またNMNは7種類ある全ての長寿遺伝子(サーチュイン遺伝子)にエネルギーを提供して活性化すると考えられており、若返りや抗老化作用が期待できる物質だそうです。長寿遺伝子とは、操作をすれば老化を遅らせ、寿命を延ばす事ができる遺伝子の事です。この長寿遺伝子は普段は眠っていて働いていませんが、そのスイッチをオンにすると老化のスピードが緩やかになり、寿命を延ばす働きがあります。老化をもたらす要因としては「活性酸素による酸化ストレス」や「免疫細胞の暴走」などが考えられますが、長寿遺伝子が活性化すればこうした老化の要因を抑え、進行を遅らせる事ができるようになるんですね。

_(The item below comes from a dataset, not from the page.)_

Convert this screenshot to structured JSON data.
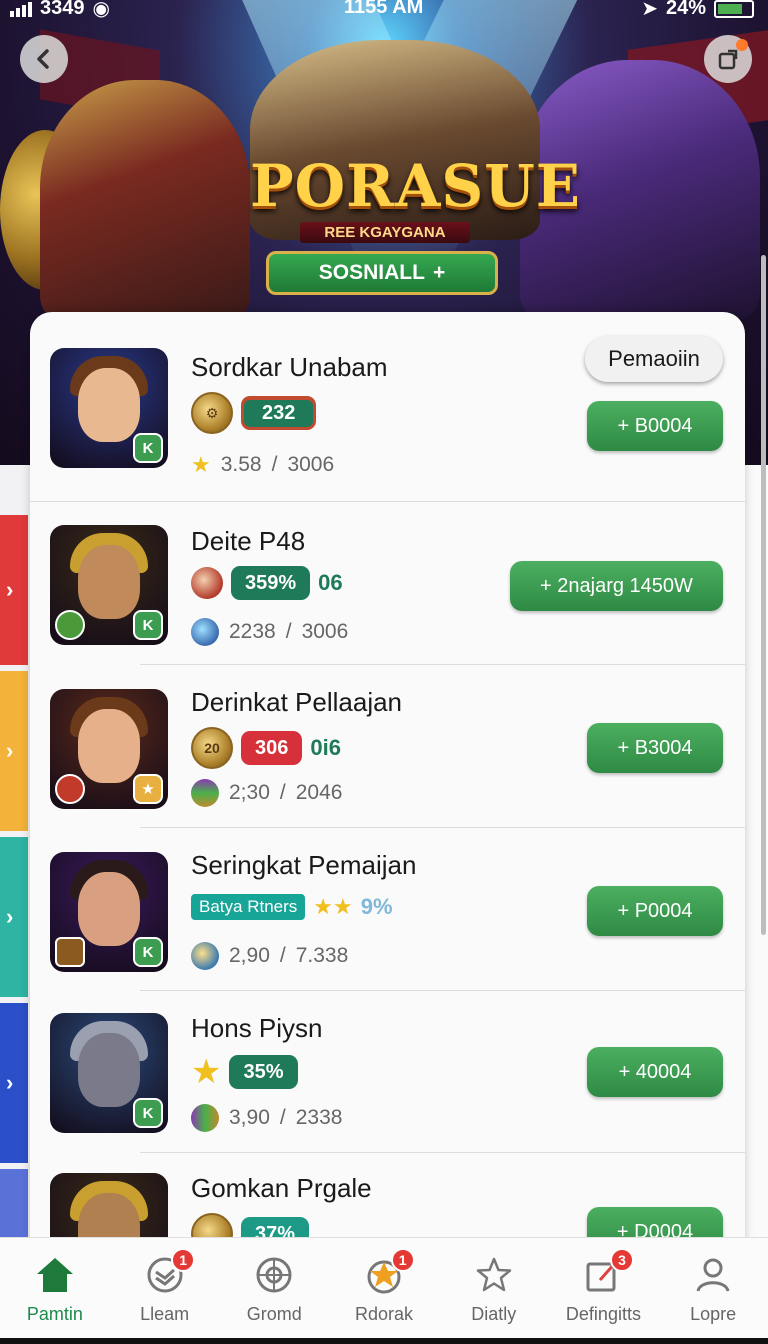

そのメカニズムは、長寿遺伝子が活性化すると、細胞が分裂するたびに短くなっていく「テロメア」という染色体の末端部分がすり減るのを抑えられるという事だそうです。細胞は分裂を繰り返すたびにテロメアが短くなり、テロメアがある一定の長さまで達すると細胞分裂ができなくなってしまいます。細胞は約50回分裂すると分裂しなくなり、老化細胞になってしまうのです。そして老化細胞は炎症性物質を多量に分泌するため、年を取ると病気になりやすくなるそうです。長寿遺伝子が活性化すると、テロメアが短くなる事が抑えられ、老化細胞が減って若々しさを保てるという訳ですね。赤ワインに含まれるポリフェノールの一種「レスベラトロール」が長寿遺伝子を活性化させ、老化を防ぐ働きのある事はすでに知られており、肉などの動物性脂肪を多く摂っていながらフランス人に心臓病が少ない「フレンチ・パラドックス」は、フランス人は赤ワインを通じてレスベラトロールを日常的に摂取しているから起こるのだというのは有名な話ですが、レスベラトロールは7種類ある人の長寿遺伝子のうち1種類しか活性化しないのに対して、NMNはその7種類全部を活性化してくれるという話なので魅力的ですよね。
ちなみにこのテロメアは細胞の寿命を示す「寿命の回数券」とか「老化時計」などと呼ばれています。テロメアの回数券がなくなると細胞が分裂できなくなり、若い細胞が生まれなくなってしまうんですね。テロメアの長い人ほど若々しく、短い人ほど老けて見えるので、テロメアは「寿命のバイオマーカー」と言われており、テロメアの長さを検査して長寿になれる可能性が高いか低いかを調べる事もできるそうです。テロメアの短縮を加速させる原因は肥満や喫煙、運動不足、精神的ストレスなどが挙げられるので、生活習慣の見直しも大切ですね。私もお酒を少し控えて運動をもっと頑張り、さらにNMNを試してみようと思っています。なんだか不謹慎な言い方かもしれませんが、私もこの「ピンピンコロリ」が理想的な人生だと思うんです。どう考えても「自殺が死亡率のトップになる社会」よりずっと健全だと思いますし…。このようにアンチエイジングの世界もどんどん新しい発見があって進化しているのですが、その知識と技術を研究者達だけの中に留めずに、一般の人も恩恵にあずかれるようにアレンジしていくのが「柴田エイジングケア・美容クリニック」の使命だと思っています。今後も皆様と共に「素敵な加齢」に取り組んで行きたいと思いますので、よろしくお願い致します。